Pour que la culture et les arts irriguent la transition écologique
Rendre l’écologie désirable : c’est l’une des nombreuses leçons que nous laisse Bruno Latour, penseur exigeant et inspirant.
Cela passe par de nouveaux imaginaires politiques, sociaux, économiques, urbanistiques souvent invoqués par les écologistes.
Ces imaginaires se forgeront aussi avec ceux qui ont pour métiers de représenter et réenchanter le monde, de l’écrire, le filmer, le mettre en scène, en musique et en rythme, le danser, le chanter, le peindre…
La culture n’est bien évidemment pas réductible à sa dimension artistique, encore moins à un « secteur ». Nos manières d’habiter, de manger, de soigner, de circuler, etc… sont éminemment culturelles
Une conception écologiste de la culture passe par la transversalité. Alors qu’en France, les politiques culturelles sont cantonnées au périmètre du ministère, il s’agit de reconnaître, dans l’ensemble des politiques publiques, la place de l’imaginaire, et celle des artistes : ni surplombante sur un piédestal, ni marginalisée, mais en phase avec la société.
Cette conception élargie de la culture se retrouve dans un concept dont EELV a œuvré à la reconnaissance depuis des années : les droits culturels, désormais inscrits dans la loi française (loi NOTRE sur les collectivités et loi LCAP sur la liberté de création.) Droits qui affirment le droit de tous-tes les citoyen-nes à participer à la vie culturelle et qui dépassent largement « l’accès à la culture » : chaque personne est reconnue comme être de culture.
Les droits culturels font partie des droits humains au même titre que les autres. Ils peuvent être définis comme les droits et libertés d’accès et de participation aux ressources nécessaires au processus d’identification culturelle développé tout au long de sa vie.
Les droits culturels permettent de mettre en valeur la dimension culturelle des autres droits de l'homme.
Beaucoup d’expériences vont dans le sens de leur mise en application concrète sur les territoires urbains comme ruraux, avec des acteurs culturels qui ne sont pas investis de la mission « d’apporter la culture au peuple », ni d’être seulement producteurs d’œuvres pour des publics, mais qui travaillent « avec », et non « pour » des personnes, dans des champs aussi variés que la préservation des milieux naturels, la lutte contre le dérèglement climatique, le soin, l’urbanisme, l’accompagnement social, la justice…

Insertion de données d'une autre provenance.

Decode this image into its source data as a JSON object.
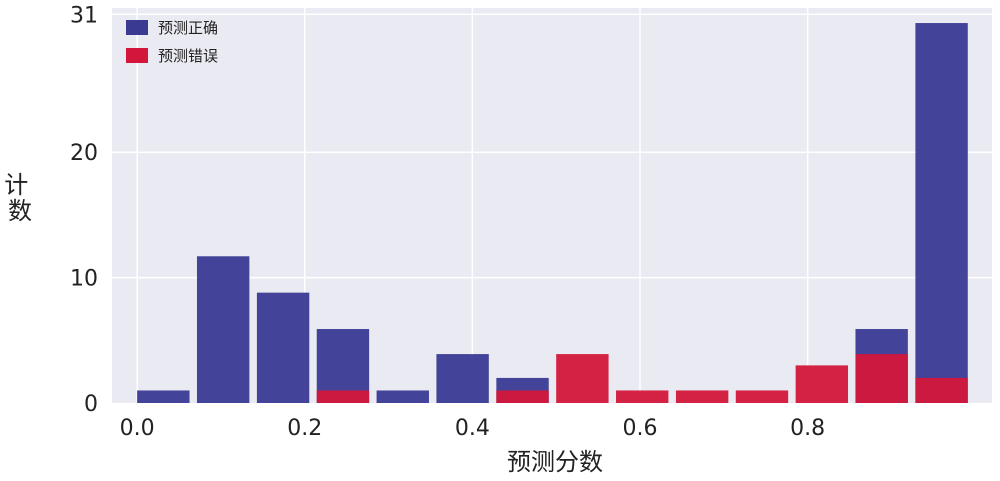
{
  "chart_data": {
    "type": "bar",
    "stacking": "overlay",
    "bins": [
      [
        0.0,
        0.0625
      ],
      [
        0.0714,
        0.1339
      ],
      [
        0.1429,
        0.2054
      ],
      [
        0.2143,
        0.2768
      ],
      [
        0.2857,
        0.3482
      ],
      [
        0.3571,
        0.4196
      ],
      [
        0.4286,
        0.4911
      ],
      [
        0.5,
        0.5625
      ],
      [
        0.5714,
        0.6339
      ],
      [
        0.6429,
        0.7054
      ],
      [
        0.7143,
        0.7768
      ],
      [
        0.7857,
        0.8482
      ],
      [
        0.8571,
        0.9196
      ],
      [
        0.9286,
        0.9911
      ]
    ],
    "series": [
      {
        "name": "预测正确",
        "color": "#3a3a93",
        "values": [
          1,
          11.7,
          8.8,
          5.9,
          1,
          3.9,
          2,
          0,
          0,
          0,
          0,
          0,
          5.9,
          30.3
        ]
      },
      {
        "name": "预测错误",
        "color": "#d3173a",
        "values": [
          0,
          0,
          0,
          1,
          0,
          0,
          1,
          3.9,
          1,
          1,
          1,
          3,
          3.9,
          2
        ]
      }
    ],
    "xlabel": "预测分数",
    "ylabel": "计数",
    "x_ticks": [
      "0.0",
      "0.2",
      "0.4",
      "0.6",
      "0.8"
    ],
    "y_ticks": [
      "0",
      "10",
      "20",
      "31"
    ],
    "xlim": [
      -0.03,
      1.02
    ],
    "ylim": [
      0,
      31.5
    ],
    "grid": true,
    "legend_position": "top-left",
    "background": "#eaeaf2"
  }
}
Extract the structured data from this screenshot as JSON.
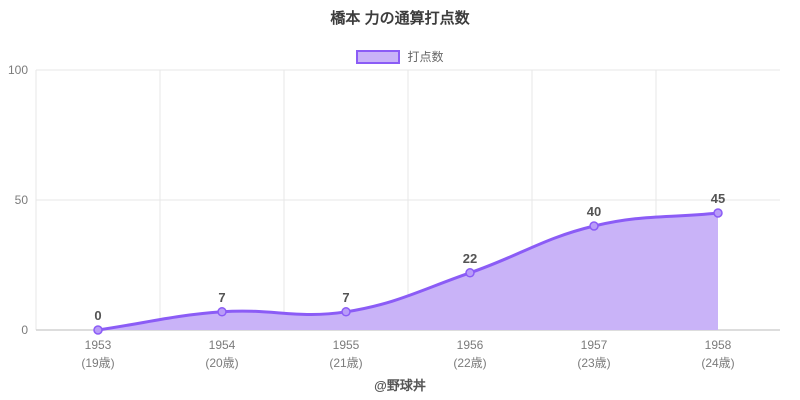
{
  "page": {
    "title": "橋本 力の通算打点数",
    "footer": "@野球丼"
  },
  "legend": {
    "items": [
      {
        "label": "打点数",
        "swatch_fill": "#c9b3f8",
        "swatch_border": "#8b5cf6"
      }
    ]
  },
  "colors": {
    "line": "#8b5cf6",
    "area": "#c9b3f8",
    "point_fill": "#b99cf8",
    "grid": "#e7e7e7",
    "axis_line": "#d2d2d2",
    "tick_text": "#7b7b7b",
    "data_label_text": "#545454",
    "title_text": "#3c3c3c",
    "legend_text": "#666666",
    "footer_text": "#555555"
  },
  "chart_data": {
    "type": "area",
    "title": "橋本 力の通算打点数",
    "categories": [
      "1953",
      "1954",
      "1955",
      "1956",
      "1957",
      "1958"
    ],
    "category_sublabels": [
      "(19歳)",
      "(20歳)",
      "(21歳)",
      "(22歳)",
      "(23歳)",
      "(24歳)"
    ],
    "series": [
      {
        "name": "打点数",
        "values": [
          0,
          7,
          7,
          22,
          40,
          45
        ]
      }
    ],
    "ylim": [
      0,
      100
    ],
    "yticks": [
      0,
      50,
      100
    ],
    "grid": true,
    "legend_position": "top",
    "line_smoothing": 0.4,
    "data_labels_shown": true
  }
}
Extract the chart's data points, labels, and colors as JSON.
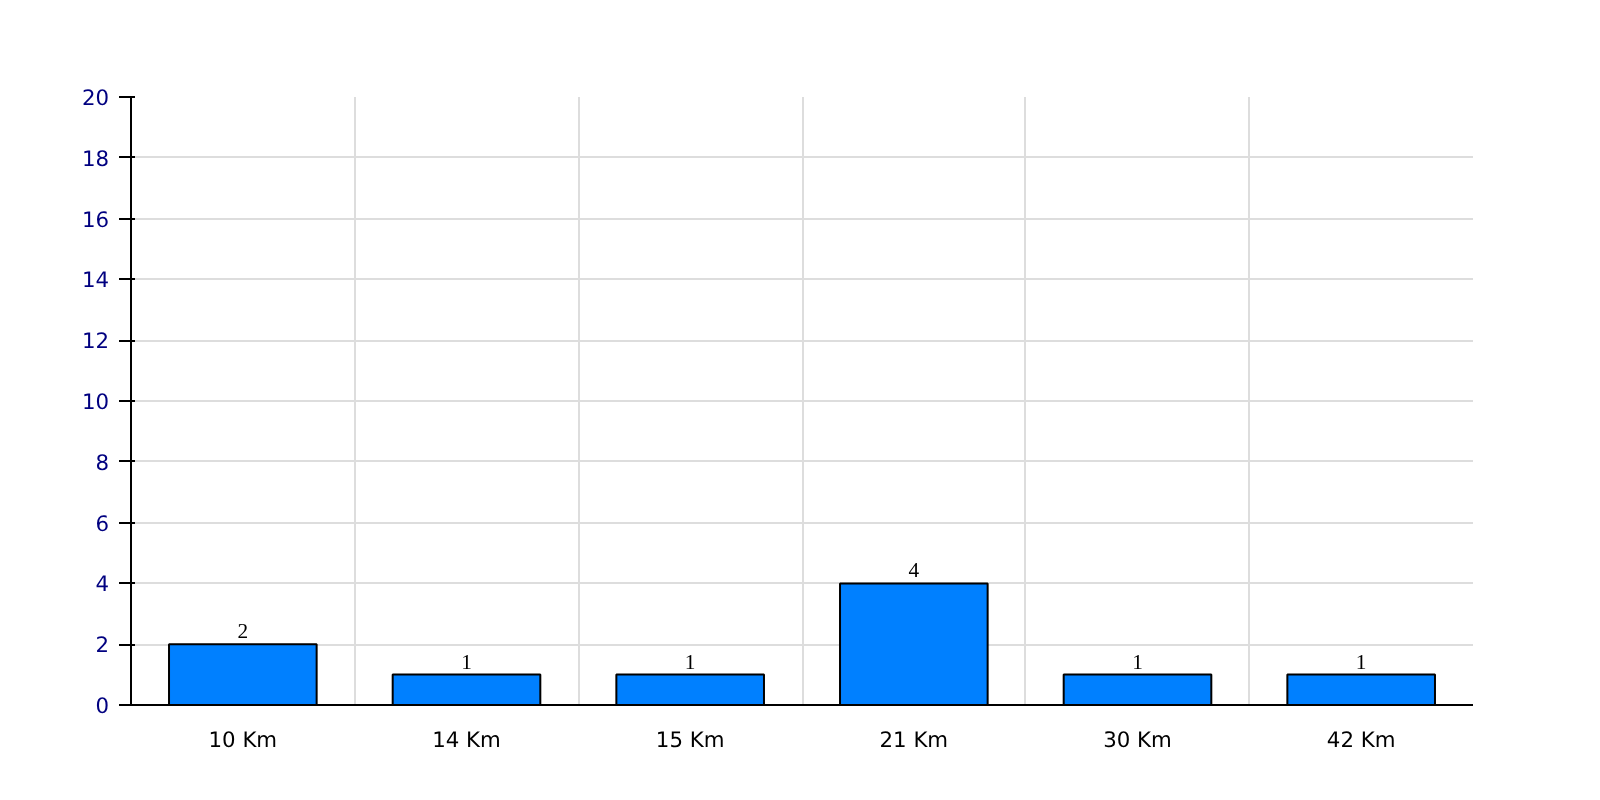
{
  "chart_data": {
    "type": "bar",
    "categories": [
      "10 Km",
      "14 Km",
      "15 Km",
      "21 Km",
      "30 Km",
      "42 Km"
    ],
    "values": [
      2,
      1,
      1,
      4,
      1,
      1
    ],
    "color": "#0080ff",
    "ylim": [
      0,
      20
    ],
    "yticks": [
      0,
      2,
      4,
      6,
      8,
      10,
      12,
      14,
      16,
      18,
      20
    ],
    "grid": true,
    "data_labels": true
  }
}
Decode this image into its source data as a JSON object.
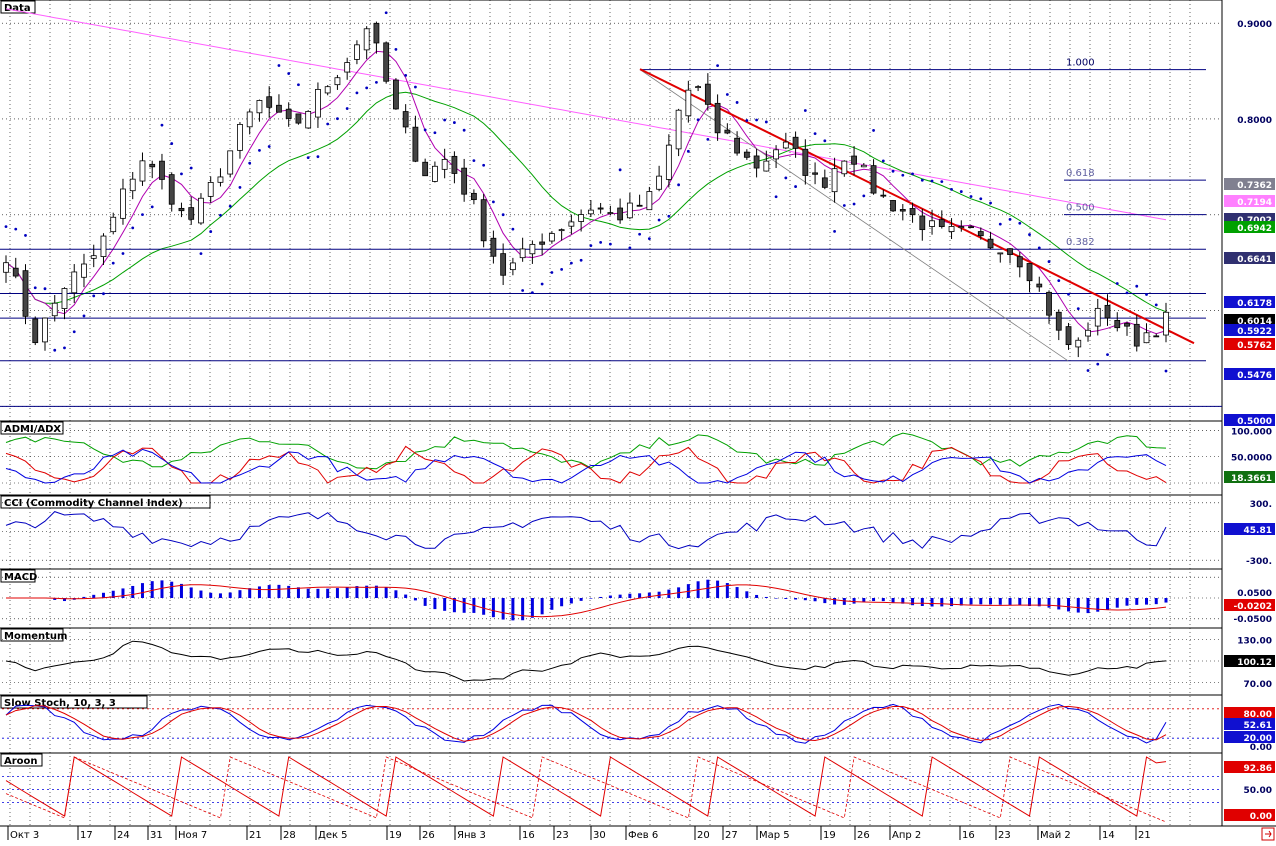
{
  "colors": {
    "grid": "#000000",
    "up": "#ffffff",
    "down": "#444444",
    "sar": "#0000c0",
    "ma_fast": "#b000b0",
    "ma_mid": "#00a000",
    "ma_slow": "#ff60ff",
    "trend": "#e00000",
    "hline": "#000080",
    "fib": "#6060a0"
  },
  "panels": [
    {
      "key": "price",
      "title": "Data"
    },
    {
      "key": "adx",
      "title": "ADMI/ADX"
    },
    {
      "key": "cci",
      "title": "CCI (Commodity Channel Index)"
    },
    {
      "key": "macd",
      "title": "MACD"
    },
    {
      "key": "mom",
      "title": "Momentum"
    },
    {
      "key": "stoch",
      "title": "Slow Stoch, 10, 3, 3"
    },
    {
      "key": "aroon",
      "title": "Aroon"
    }
  ],
  "x_labels": [
    "Окт 3",
    "17",
    "24",
    "31",
    "Ноя 7",
    "21",
    "28",
    "Дек 5",
    "19",
    "26",
    "Янв 3",
    "16",
    "23",
    "30",
    "Фев 6",
    "20",
    "27",
    "Мар 5",
    "19",
    "26",
    "Апр 2",
    "16",
    "23",
    "Май 2",
    "14",
    "21"
  ],
  "fib_labels": [
    "1.000",
    "0.618",
    "0.500",
    "0.382"
  ],
  "axis_labels": {
    "price": [
      "0.9000",
      "0.8000"
    ],
    "adx": [
      "100.000",
      "50.0000",
      "0.0000"
    ],
    "cci": [
      "300.",
      "-300."
    ],
    "macd": [
      "0.0500",
      "-0.0500"
    ],
    "mom": [
      "130.00",
      "70.00"
    ],
    "stoch": [
      "0.00"
    ],
    "aroon": [
      "50.00"
    ]
  },
  "last_values": {
    "price": [
      {
        "text": "0.7362",
        "bg": "#808090",
        "fg": "#ffffff"
      },
      {
        "text": "0.7194",
        "bg": "#ff80ff",
        "fg": "#ffffff"
      },
      {
        "text": "0.7002",
        "bg": "#303070",
        "fg": "#ffffff"
      },
      {
        "text": "0.6942",
        "bg": "#00a000",
        "fg": "#ffffff"
      },
      {
        "text": "0.6641",
        "bg": "#303070",
        "fg": "#ffffff"
      },
      {
        "text": "0.6178",
        "bg": "#1010d0",
        "fg": "#ffffff"
      },
      {
        "text": "0.6014",
        "bg": "#000000",
        "fg": "#ffffff"
      },
      {
        "text": "0.5922",
        "bg": "#1010d0",
        "fg": "#ffffff"
      },
      {
        "text": "0.5762",
        "bg": "#e00000",
        "fg": "#ffffff"
      },
      {
        "text": "0.5476",
        "bg": "#1010d0",
        "fg": "#ffffff"
      },
      {
        "text": "0.5000",
        "bg": "#1010d0",
        "fg": "#ffffff"
      }
    ],
    "adx": {
      "text": "18.3661",
      "bg": "#107010",
      "fg": "#ffffff"
    },
    "cci": {
      "text": "45.81",
      "bg": "#1010d0",
      "fg": "#ffffff"
    },
    "macd": {
      "text": "-0.0202",
      "bg": "#e00000",
      "fg": "#ffffff"
    },
    "mom": {
      "text": "100.12",
      "bg": "#000000",
      "fg": "#ffffff"
    },
    "stoch": [
      {
        "text": "80.00",
        "bg": "#e00000",
        "fg": "#ffffff"
      },
      {
        "text": "52.61",
        "bg": "#1010d0",
        "fg": "#ffffff"
      },
      {
        "text": "20.00",
        "bg": "#1010d0",
        "fg": "#ffffff"
      }
    ],
    "aroon": [
      {
        "text": "92.86",
        "bg": "#e00000",
        "fg": "#ffffff"
      },
      {
        "text": "0.00",
        "bg": "#e00000",
        "fg": "#ffffff"
      }
    ]
  },
  "chart_data": {
    "type": "line",
    "title": "",
    "x_dates": [
      "Окт 3",
      "17",
      "24",
      "31",
      "Ноя 7",
      "21",
      "28",
      "Дек 5",
      "19",
      "26",
      "Янв 3",
      "16",
      "23",
      "30",
      "Фев 6",
      "20",
      "27",
      "Мар 5",
      "19",
      "26",
      "Апр 2",
      "16",
      "23",
      "Май 2",
      "14",
      "21"
    ],
    "price": {
      "ylim": [
        0.49,
        0.92
      ],
      "close_series": [
        0.66,
        0.61,
        0.57,
        0.6,
        0.63,
        0.64,
        0.66,
        0.69,
        0.73,
        0.76,
        0.74,
        0.72,
        0.69,
        0.71,
        0.74,
        0.77,
        0.8,
        0.82,
        0.8,
        0.79,
        0.81,
        0.83,
        0.85,
        0.87,
        0.9,
        0.85,
        0.8,
        0.77,
        0.74,
        0.76,
        0.74,
        0.71,
        0.67,
        0.64,
        0.65,
        0.67,
        0.68,
        0.69,
        0.7,
        0.71,
        0.7,
        0.7,
        0.71,
        0.72,
        0.77,
        0.83,
        0.83,
        0.79,
        0.78,
        0.76,
        0.75,
        0.77,
        0.77,
        0.75,
        0.73,
        0.75,
        0.77,
        0.74,
        0.72,
        0.71,
        0.7,
        0.69,
        0.68,
        0.68,
        0.68,
        0.67,
        0.67,
        0.66,
        0.64,
        0.61,
        0.57,
        0.56,
        0.59,
        0.6,
        0.58,
        0.57,
        0.58,
        0.59
      ],
      "horizontal_levels": [
        0.8515,
        0.6641,
        0.6178,
        0.5922,
        0.5476,
        0.5
      ],
      "fib_levels": {
        "1.000": 0.8515,
        "0.618": 0.7362,
        "0.500": 0.7002,
        "0.382": 0.6641
      },
      "trendline": {
        "from_date": "Фев 6",
        "from": 0.852,
        "to_date": "21",
        "to": 0.576
      }
    },
    "adx": {
      "ylim": [
        0,
        110
      ],
      "last": 18.3661
    },
    "cci": {
      "ylim": [
        -340,
        340
      ],
      "last": 45.81
    },
    "macd": {
      "ylim": [
        -0.06,
        0.06
      ],
      "last": -0.0202
    },
    "momentum": {
      "ylim": [
        60,
        140
      ],
      "last": 100.12
    },
    "slow_stoch": {
      "ylim": [
        0,
        100
      ],
      "levels": [
        80,
        20
      ],
      "last": 52.61
    },
    "aroon": {
      "ylim": [
        0,
        100
      ],
      "last_up": 92.86,
      "last_down": 0.0
    }
  }
}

Ces expériences sont souvent menées par ce qu’on pourrait qualifier de « tiers secteur » de la culture, hors des institutions labellisées par le ministère et du secteur marchand. Ses acteurs œuvrent trop souvent dans la précarité.
À partir de ce socle, il s’agit d’œuvrer à une refondation des politiques culturelles et plus largement, à la reconnaissance de la culture comme partie prenante d’une transformation démocratique et écologique. Cela passe par une meilleure reconnaissance de la diversité des pratiques et des acteurs, et par des politiques qui encouragent la coopération sur les territoires plutôt que la concurrence entre les acteurs, et une nouvelle phase de la décentralisation.
Propositions
- Élargir le périmètre du ministère de la Culture à l’Éducation populaire, sous toutes ses formes, avec une meilleure reconnaissance des pratiques amateurs. Favoriser une approche territoriale transdisciplinaire des politiques de soutien, en encourageant la coopération des acteurs.
- Créer un programme d’avenir et d’appui aux démarches et expérimentations coopératives pour une transition culturelle, écologique et solidaire du secteur et des territoires, avec un fonds d’intervention interministériel pour des expérimentations transversales favorisant l’action artistique et culturelle dans une diversité de champs (environnement, social, santé, économie sociale et solidaire, ruralité).
- Mettre en place un dispositif large de soutien aux initiatives artistiques et culturelles citoyennes dans leur diversité et dans la singularité de leurs projets.
- Favoriser l’emploi culturel par des dispositifs pérennes et adaptés aux associations et très petites entreprises.
- Travailler à un statut de l’artiste élargi, qui au-delà de la production d’œuvres, reconnaisse l’intervention dans d’autres champs et la transmission comme partie prenante de l’activité artistique.
- Créer dans chaque région une maison commune des arts et de la culture pour favoriser la co-construction des politiques publiques entre Etat, collectivités, acteurs culturels et citoyens.
- Revoir les cahiers des charges des institutions culturelles dans une demande d’ouverture à une pluralité d’expériences et un partage de l’outil.
- Reconnaître la diversité linguistique et le droit à la pratique des langues régionales et d’origine. Encourager systématiquement, dès le plus jeune âge, les pratiques culturelles et artistiques.